Department of Neurology, Massachusetts General Hospital and Harvard Medical School, Boston, MA, USA.
Clinical Pharmacy and Pharmacology, University Medical Center Groningen, University of Groningen, Groningen, The Netherlands.
Epilepsia. 2020 Sep;61(9):1906-1918. doi: 10.1111/epi.16628. Epub 2020 Aug 6.
Seizure detection is a major facet of electroencephalography (EEG) analysis in neurocritical care, epilepsy diagnosis and management, and the instantiation of novel therapies such as closed-loop stimulation or optogenetic control of seizures. It is also of increased importance in high-throughput, robust, and reproducible pre-clinical research. However, seizure detectors are not widely relied upon in either clinical or research settings due to limited validation. In this study, we create a high-performance seizure-detection approach, validated in multiple data sets, with the intention that such a system could be available to users for multiple purposes.
We introduce a generalized linear model trained on 141 EEG signal features for classification of seizures in continuous EEG for two data sets. In the first (Focal Epilepsy) data set consisting of 16 rats with focal epilepsy, we collected 1012 spontaneous seizures over 3 months of 24/7 recording. We trained a generalized linear model on the 141 features representing 20 feature classes, including univariate and multivariate, linear and nonlinear, time, and frequency domains. We tested performance on multiple hold-out test data sets. We then used the trained model in a second (Multifocal Epilepsy) data set consisting of 96 rats with 2883 spontaneous multifocal seizures.

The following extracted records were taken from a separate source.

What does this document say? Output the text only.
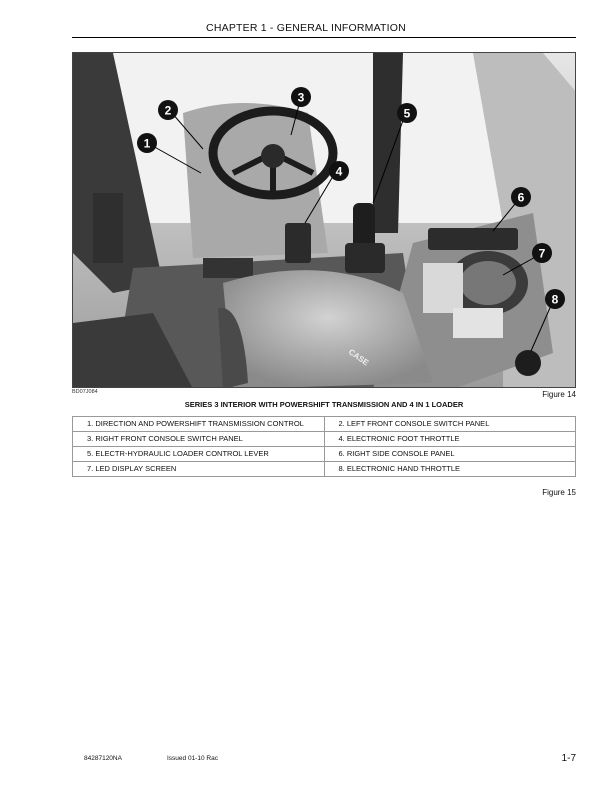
CHAPTER 1 - GENERAL INFORMATION
CASE
1
2
3
4
5
6
7
8
BD07J084	Figure 14
SERIES 3 INTERIOR WITH POWERSHIFT TRANSMISSION AND 4 IN 1 LOADER
1. DIRECTION AND POWERSHIFT TRANSMISSION CONTROL	2. LEFT FRONT CONSOLE SWITCH PANEL
3. RIGHT FRONT CONSOLE SWITCH PANEL	4. ELECTRONIC FOOT THROTTLE
5. ELECTR-HYDRAULIC LOADER CONTROL LEVER	6. RIGHT SIDE CONSOLE PANEL
7. LED DISPLAY SCREEN	8. ELECTRONIC HAND THROTTLE
Figure 15
84287120NA	Issued 01-10 Rac	1-7
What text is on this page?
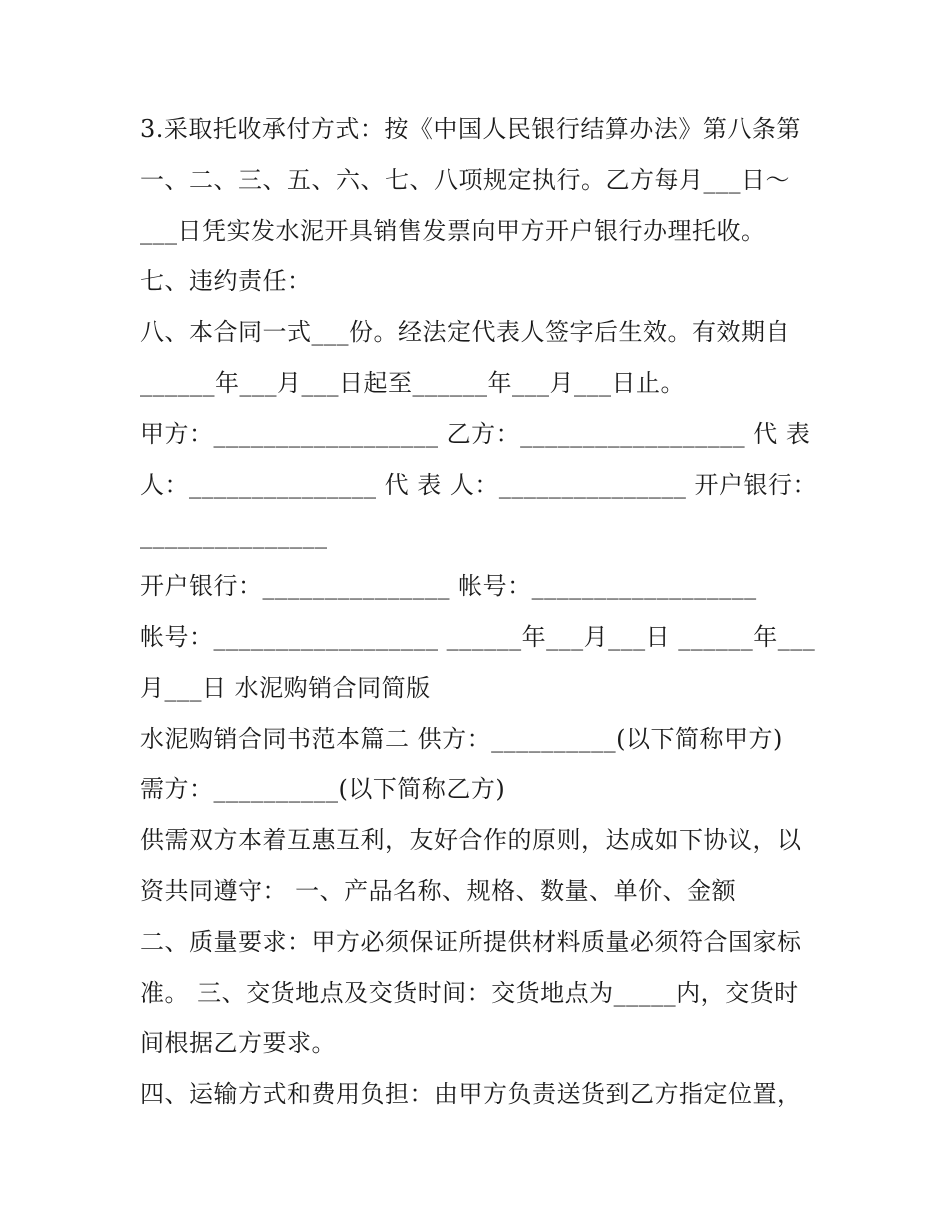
3.采取托收承付方式：按《中国人民银行结算办法》第八条第
一、二、三、五、六、七、八项规定执行。乙方每月___日～
___日凭实发水泥开具销售发票向甲方开户银行办理托收。
七、违约责任：
八、本合同一式___份。经法定代表人签字后生效。有效期自
______年___月___日起至______年___月___日止。
甲方：__________________ 乙方：__________________ 代 表
人：_______________ 代 表 人：_______________ 开户银行：
_______________
开户银行：_______________ 帐号：__________________
帐号：__________________ ______年___月___日 ______年___
月___日 水泥购销合同简版
水泥购销合同书范本篇二 供方：__________(以下简称甲方)
需方：__________(以下简称乙方)
供需双方本着互惠互利，友好合作的原则，达成如下协议，以
资共同遵守： 一、产品名称、规格、数量、单价、金额
二、质量要求：甲方必须保证所提供材料质量必须符合国家标
准。 三、交货地点及交货时间：交货地点为_____内，交货时
间根据乙方要求。
四、运输方式和费用负担：由甲方负责送货到乙方指定位置，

From the Focal Epilepsy data set, we built a pooled classifier with an Area Under the Receiver Operating Characteristic (AUROC) of 0.995 and leave-one-out classifiers with an AUROC of 0.962. We validated our method within the independently constructed Multifocal Epilepsy data set, resulting in a pooled AUROC of 0.963. We separately validated a model trained exclusively on the Focal Epilepsy data set and tested on the held-out Multifocal Epilepsy data set with an AUROC of 0.890. Latency to detection was under 5 seconds for over 80% of seizures and under 12 seconds for over 99% of seizures.
This method achieves the highest performance published for seizure detection on multiple independent data sets. This method of seizure detection can be applied to automated EEG analysis pipelines as well as closed loop interventional approaches, and can be especially useful in the setting of research using animals in which there is an increased need for standardization and high-throughput analysis of large number of seizures.
在神经危重病学、癫痫诊断和管理以及闭环刺激或光遗传控制癫痫等新型疗法的实施中,癫痫发作检测是脑电图 (EEG) 分析的主要方面。它在高通量、稳健和可重复的临床前研究中也变得越来越重要。然而,由于验证有限,在临床或研究环境中,癫痫发作检测器并没有被广泛依赖。在这项研究中,我们创建了一种高性能的癫痫发作检测方法,在多个数据集上进行了验证,目的是为用户提供多种用途的系统。
我们引入了一种基于 141 个 EEG 信号特征的广义线性模型,用于对两个数据集的连续 EEG 中的癫痫发作进行分类。在第一个(局灶性癫痫)数据集,由 16 只局灶性癫痫大鼠组成,我们在 3 个月的 24/7 记录中收集了 1012 次自发性癫痫发作。我们在代表 20 个特征类别的 141 个特征上训练了广义线性模型,包括单变量和多变量、线性和非线性、时间和频率域。我们在多个保留测试数据集上测试了性能。然后,我们在第二个(多灶性癫痫)数据集,由 96 只大鼠和 2883 次自发性多灶性癫痫发作组成,使用经过训练的模型。
从局灶性癫痫数据集,我们构建了一个池化分类器,其接收者操作特征曲线下面积(AUROC)为 0.995,留一法分类器的 AUROC 为 0.962。我们在独立构建的多灶性癫痫数据集中验证了我们的方法,得到的池化 AUROC 为 0.963。我们分别验证了仅在局灶性癫痫数据集中训练并在保留的多灶性癫痫数据集中测试的模型,其 AUROC 为 0.890。超过 80%的癫痫发作的检测潜伏期不到 5 秒,超过 99%的癫痫发作的检测潜伏期不到 12 秒。
该方法在多个独立数据集上实现了最高的癫痫发作检测性能。这种癫痫发作检测方法可应用于自动脑电图分析管道以及闭环介入方法,在使用动物进行研究的情况下尤其有用,在这种情况下,需要标准化和高通量分析大量癫痫发作。